The constitution of the Company provides that a Director other than the Managing Director may not retain office for more than three calendar years or beyond the third annual general meeting following his or her election, whichever is longer, without submitting for re-election. One third of the Directors must retire each year and are eligible for re-election. The Directors who retire by rotation at each annual general meeting are those with the longest length of time in office since their appointment or last election.

Board Committees

In view of the size of the Company and the nature of its activities, the Board has considered that establishing formally constituted committees for audit, board nominations and remuneration would contribute little to its effective management. Accordingly audit matters, the nomination of new Directors and the setting, or review, of remuneration levels of Directors and senior executives are reviewed by the Board as a whole and approved by resolution of the Board (with abstentions from relevant Directors where there is a conflict of interest). Where the Board considers that particular expertise or information is required, which is not available from within their number, appropriate external advice may be taken and reviewed prior to a final decision being made by the Board.

Remuneration

Remuneration and other terms of employment of executives, including executive directors, are reviewed periodically by the Board having regard to performance, relevant comparative information and, where necessary, independent expert advice. Remuneration packages are set at levels that are intended to attract and retain executives capable of managing the Company's operations.

The terms of engagement and remuneration of executive directors is reviewed periodically by the Board, with recommendations being made by the non-executive director. Where the remuneration of a particular executive director is to be considered, the director concerned does not participate in the discussion or decision-making.

Independent Professional Advice

Directors have the right, in connection with their duties and responsibilities as directors, to seek independent professional advice at the Company's expense. Prior approval of the Chairman is required, which will not be unreasonably withheld.

 

Share Trading

Dealings are not permitted at any time whilst in the possession of price sensitive information not already available to the market. In addition, the Corporations Act 2001 prohibits the purchase or sale of securities whilst a person is in possession of inside information.

Code of Conduct

The Board has approved a code of conduct which sets out the principles and standards which the Board, management and employees of the Company are encouraged to strive towards when dealing with each other, shareholders and the broad community.

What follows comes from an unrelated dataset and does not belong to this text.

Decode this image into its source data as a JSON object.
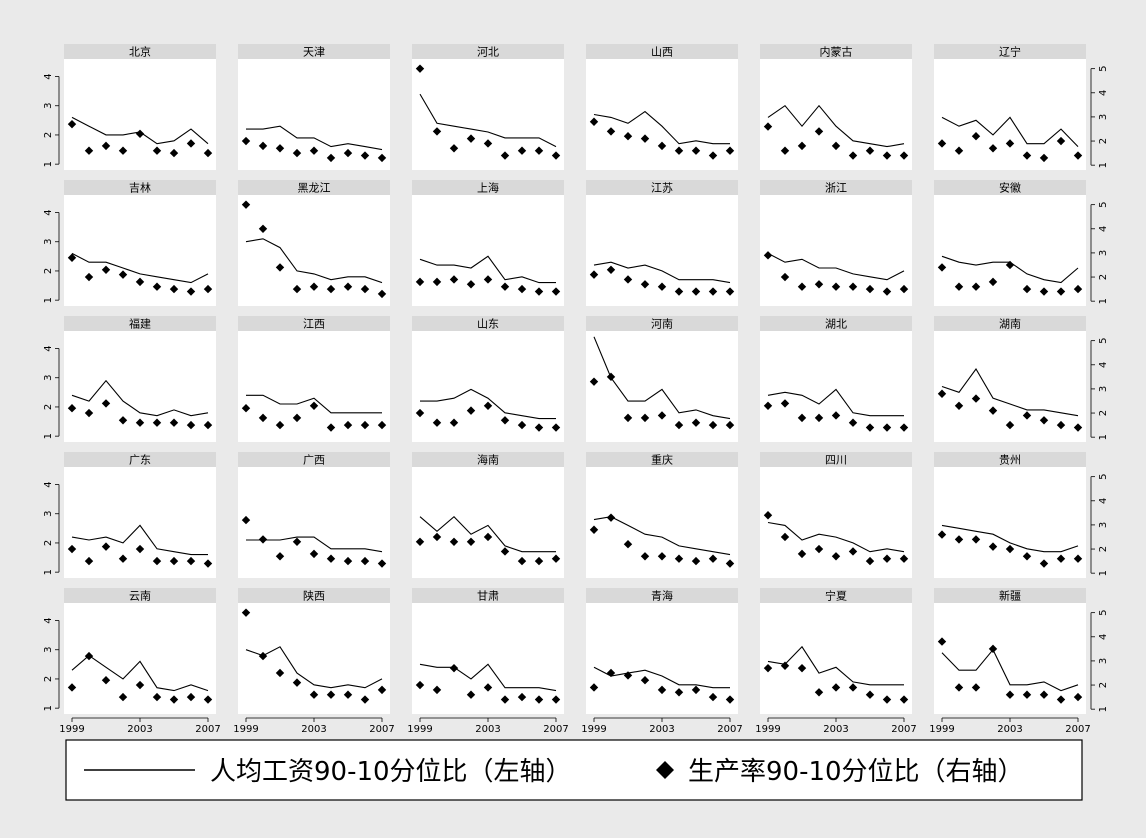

A copy of the code may be viewed in the link Code of Conduct .   

External Auditors

In late 2003 the Board reviewed the appointment of the external auditor and conducted a tender process for the appointment of the external auditor. As a result the company sought and obtained shareholder approval and changed its external auditor to Stanton Partners. The previous auditors had been in place for approximately 5 years and had conducted thorough and professional audits however the Board considered that a change after a 5 year term would contribute to good corporate governance.